Why you should be furious over Hillary Clinton's email scandal
Bernie Sanders may think the American people are "sick and tired" of hearing about Hillary Clinton's "damn emails." Maybe he's right. But the American people certainly should care about Clinton's emails. They're scandalous — and potentially very dangerous.
Last winter, a congressional investigation into the sacking of an American consulate in Benghazi, Libya — and the death of four Americans — on the 11th anniversary of the 9/11 attacks discovered that as secretary of state, Clinton had a hidden, private email server on which she conducted all of her official email communications. Clinton long maintained that she did nothing wrong, and that none of her emails contained particularly sensitive information.
Within weeks, it became apparent that Clinton had not told the truth. Investigators began redacting her published emails for containing classified information. The inspector general of the intelligence community, Charles McCullough, determined that more than 1,300 emails on the homebrew server stored in the Clinton house in Chappaqua, New York, had classified information, including some on highly restricted "special access programs."
In the past week, the State Department — which had gone along with Clinton in claiming that the information wasn't classified at transmission — had to acknowledge that they themselves determined that several emails in the latest tranche contained top secret information. In fact, State announced that they couldn't even release redacted versions of these messages, in case malicious operators could match them to copies of the Clinton email system that intelligence services assume exist.
This is a big deal. These classified emails could jeopardize "sources, methods, and lives," in the words of Fox News. John Schindler, an intelligence analyst writing for The Observer, independently verified that while reporting more specifics. The emails exposed "Holy Grail items of American espionage such as the true names of Central Intelligence Agency intelligence officers serving overseas under cover," Schindler reported. "Worse, some of those exposed are serving under non-official cover."
Clinton admitted that she set up the private email system for her "convenience" — it was easier than operating another email account through the secured State Department system. As a price for this "convenience," Clinton seems to have personally retained custody of classified material in both the hardware and database in her house without authorization or proper security, until surrendering both to the State Department and FBI last summer.
This is potentially very, very bad. Unlawful retention of classified material of any level is a crime under 18 USC 1924 with up to a year in prison on each count. Exposure of sensitive national security data through either gross negligence or malice is a felony under 18 USC 793, which carries ten years in prison on each count. The exposure of NOC-listed agents could violate the Intelligence Identities Act of 1982. Two people have been convicted under this statute; John Kiriakou, the former CIA agent turned whistleblower on waterboarding, got out of prison just as this scandal broke in February 2015.
If this sounds familiar, it should: A decade ago, a similar national scandal over the handling of classified material broke out into the open, thanks in large part to the roiling controversy of America's 2003 invasion of Iraq. Joseph Wilson, a diplomat who had opposed the war, wrote a column in The New York Times criticizing the Bush administration's analysis of intelligence regarding Saddam Hussein's weapons program. A week later, Robert Novak wrote a column accusing Wilson's wife of arranging Wilson's assignment for the probe into Team Bush's much-dissected yellowcake uranium claims, outing her as a CIA employee who had operated under "non-official cover" — a status considered to be classified information, and potentially dangerous to both Plame and national security.
The purposeful public revelation of Plame's identity touched off a furor in Washington over mishandling classified information and potentially putting American resources, methods, and personnel at risk. The CIA demanded that the Department of Justice begin a criminal probe, which began shortly after Novak's column appeared. President George W. Bush expressed a desire to get to the bottom of the leak. "I want to know who it is," Bush declared, "and if the person has violated the law, the person will be taken care of." In the end, though, the actual leaker (Richard Armitage) escaped any criminal or civil consequences, while Lewis "Scooter" Libby got convicted of obstruction of justice in 2007 and sentenced to 30 months in prison. Bush commuted the sentence before Libby began serving it, but refused in the end to pardon his vice president's close aide, leaving the fines and the convictions on Libby's record.

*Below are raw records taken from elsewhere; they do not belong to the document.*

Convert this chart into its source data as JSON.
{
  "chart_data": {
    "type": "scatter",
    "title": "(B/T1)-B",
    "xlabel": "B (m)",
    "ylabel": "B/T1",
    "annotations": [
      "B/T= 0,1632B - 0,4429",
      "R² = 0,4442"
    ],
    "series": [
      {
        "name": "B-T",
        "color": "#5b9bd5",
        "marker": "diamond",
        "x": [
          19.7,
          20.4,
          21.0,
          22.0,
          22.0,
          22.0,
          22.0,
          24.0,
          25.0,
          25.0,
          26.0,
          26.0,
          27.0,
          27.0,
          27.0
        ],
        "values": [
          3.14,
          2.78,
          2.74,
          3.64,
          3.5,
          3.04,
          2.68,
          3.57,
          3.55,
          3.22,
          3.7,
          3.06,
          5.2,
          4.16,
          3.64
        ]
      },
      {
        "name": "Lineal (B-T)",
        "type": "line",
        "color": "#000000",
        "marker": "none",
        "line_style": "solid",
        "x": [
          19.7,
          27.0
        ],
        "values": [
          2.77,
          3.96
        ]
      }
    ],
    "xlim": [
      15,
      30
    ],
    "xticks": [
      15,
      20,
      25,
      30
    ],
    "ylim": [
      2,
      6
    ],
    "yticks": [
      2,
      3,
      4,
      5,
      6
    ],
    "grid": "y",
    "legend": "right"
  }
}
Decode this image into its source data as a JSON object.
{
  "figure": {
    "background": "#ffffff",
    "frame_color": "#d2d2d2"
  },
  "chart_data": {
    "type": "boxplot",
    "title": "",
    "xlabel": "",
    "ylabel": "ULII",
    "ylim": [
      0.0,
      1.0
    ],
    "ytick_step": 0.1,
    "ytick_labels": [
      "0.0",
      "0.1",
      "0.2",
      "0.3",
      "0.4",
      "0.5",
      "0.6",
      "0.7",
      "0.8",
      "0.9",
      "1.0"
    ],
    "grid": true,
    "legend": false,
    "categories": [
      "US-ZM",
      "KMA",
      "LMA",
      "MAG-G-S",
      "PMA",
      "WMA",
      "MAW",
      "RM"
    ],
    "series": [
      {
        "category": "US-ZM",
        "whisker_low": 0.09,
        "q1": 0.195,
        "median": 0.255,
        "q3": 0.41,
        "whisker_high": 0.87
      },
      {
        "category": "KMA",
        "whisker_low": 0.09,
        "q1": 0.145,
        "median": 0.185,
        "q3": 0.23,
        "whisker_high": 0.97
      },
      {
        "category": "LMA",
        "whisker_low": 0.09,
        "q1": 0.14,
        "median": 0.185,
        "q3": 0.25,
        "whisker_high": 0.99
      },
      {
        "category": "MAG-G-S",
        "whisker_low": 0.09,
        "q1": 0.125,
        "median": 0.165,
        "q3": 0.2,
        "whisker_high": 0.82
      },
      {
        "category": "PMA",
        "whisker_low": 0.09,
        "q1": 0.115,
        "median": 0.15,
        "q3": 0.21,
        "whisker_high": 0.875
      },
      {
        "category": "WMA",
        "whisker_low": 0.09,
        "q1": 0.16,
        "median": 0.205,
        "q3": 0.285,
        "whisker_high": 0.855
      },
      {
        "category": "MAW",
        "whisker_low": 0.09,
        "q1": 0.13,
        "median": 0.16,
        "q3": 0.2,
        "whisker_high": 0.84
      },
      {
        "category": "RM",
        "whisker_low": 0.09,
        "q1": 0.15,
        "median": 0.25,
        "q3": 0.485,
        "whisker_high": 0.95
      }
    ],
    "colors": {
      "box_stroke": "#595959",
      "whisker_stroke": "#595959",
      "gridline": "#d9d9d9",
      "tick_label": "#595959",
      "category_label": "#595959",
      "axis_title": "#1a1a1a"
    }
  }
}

Yes, Clinton's email scandal is different. She didn't purposefully and publicly out anyone in the pages of a national newspaper. But playing fast and loose with sensitive, classified information is still very bad.
In the year since the Clinton email scandal was initially exposed, neither the president nor the attorney general have acted at all. Barack Obama has publicly dismissed concerns over the emails, while Loretta Lynch has given no indication as to whether she will pursue the massive and serial violations of federal laws. It is time to ask why. It's not unreasonable to infer a former Cabinet official and current Democratic frontrunner to succeed Obama rises above the laws applied to other Americans, and that she is exempt from close scrutiny by a politicized Department of Justice.
Americans should demand that the rule of law take precedence over the protection of the governing class. Otherwise, government becomes just another spoils system for the powerful, and the rule of whim and favor will destroy liberty and justice for most.